L’aristocratie féodale n’est pas la seule classe qu’ait renversée la bourgeoisie et dont les conditions d’existence s’étiolent et dépérissent dans la société moderne bourgeoise. Les petits-bourgeois et la petite paysannerie du moyen âge étaient les précurseurs de la bourgeoisie moderne. Dans les pays où l’industrie et le commerce sont moins développés, cette classe continue à végéter à côté de la bourgeoisie florissante.
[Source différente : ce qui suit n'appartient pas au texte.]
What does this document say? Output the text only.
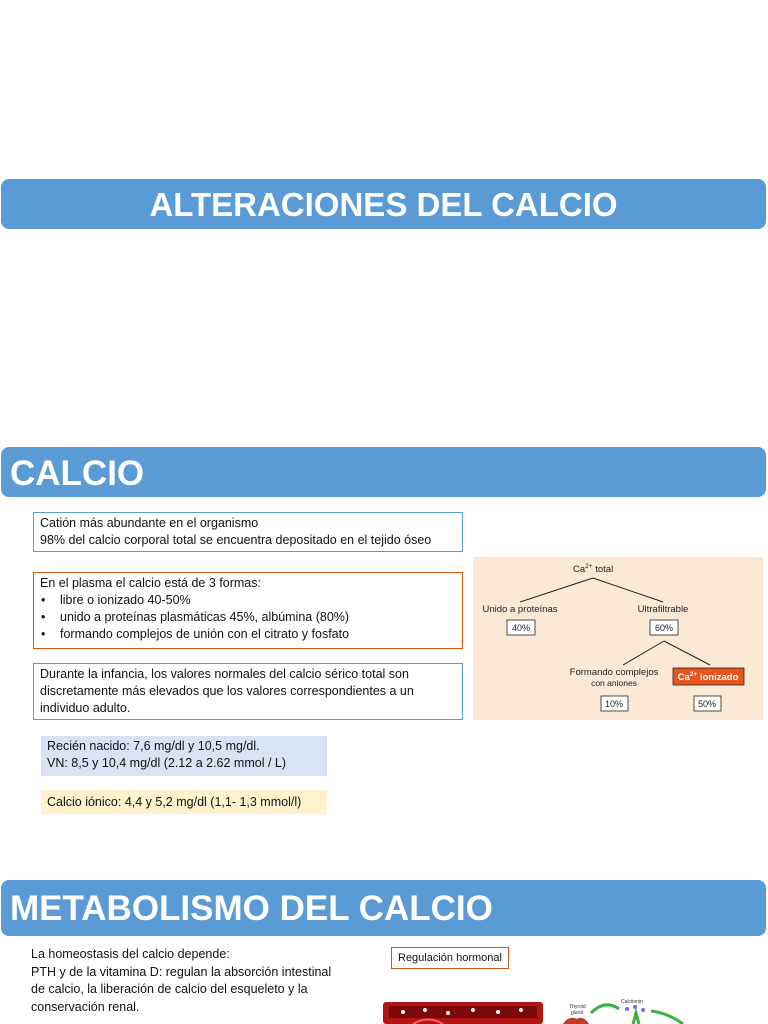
ALTERACIONES DEL CALCIO
CALCIO
Catión más abundante en el organismo
98% del calcio corporal total se encuentra depositado en el tejido óseo
En el plasma el calcio está de 3 formas:
• libre o ionizado 40-50%
• unido a proteínas plasmáticas 45%, albúmina (80%)
• formando complejos de unión con el citrato y fosfato
Durante la infancia, los valores normales del calcio sérico total son
discretamente más elevados que los valores correspondientes a un
individuo adulto.
Recién nacido: 7,6 mg/dl y 10,5 mg/dl.
VN: 8,5 y 10,4 mg/dl (2.12 a 2.62 mmol / L)
Calcio iónico: 4,4 y 5,2 mg/dl (1,1- 1,3 mmol/l)
$Ca^{2+}$ total
Unido a proteínas
40%
Ultrafiltrable
60%
Formando complejos
con aniones	$Ca^{2+}$ ionizado
10%	50%
METABOLISMO DEL CALCIO
La homeostasis del calcio depende:
PTH y de la vitamina D: regulan la absorción intestinal
de calcio, la liberación de calcio del esqueleto y la
conservación renal.
Regulación hormonal
Thyroid
gland
Calcitonin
Dans les pays où s’est épanouie la civilisation moderne, il s’est formé une nouvelle classe de petits-bourgeois qui oscille entre le prolétariat et la bourgeoisie ; fraction complémentaire de la société bourgeoise, elle se reconstitue sans cesse ; mais, sous l’effet de la concurrence. ses membres se trouvent sans cesse précipités dans le prolétariat, et, qui plus est, avec le développement de la grande industrie, ils voient approcher l’heure où ils disparaîtront totalement en tant que fraction autonome de la société moderne, et seront remplacés dans le commerce, la manufacture et l’agriculture par des contremaîtres et des domestiques. Dans les pays comme la France, où la classe paysanne constitue bien plus de la moitié de la population, il est naturel que des écrivains qui prenaient fait et cause pour le prolétariat contre la bourgeoisie aient appliqué à leur critique du régime bourgeois des critères petits-bourgeois et paysans et qu’ils aient pris parti pour les ouvriers du point de vue de la petite bourgeoisie. Ainsi se forma le socialisme petit-bourgeois. Sismondi est le chef de cette littérature, non seulement en France, mais en Angleterre également. Ce socialisme analysa avec beaucoup de sagacité les contradictions inhérentes aux rapports de production modernes. Il mit à nu les hypocrites apologies des économistes. Il démontra de façon irréfutable les effets meurtriers du machinisme et de la division du travail, la concentration des capitaux et de la propriété foncière, la surproduction, les crises, la fatale décadence des petits-bourgeois et paysans, la misère dit prolétariat, l’anarchie dans la production, la criante disproportion dans la distribution des richesses, la guerre d’extermination industrielle des nations entre elles, la dissolution des anciennes mœurs, des anciens rapports familiaux, des anciennes nationalités.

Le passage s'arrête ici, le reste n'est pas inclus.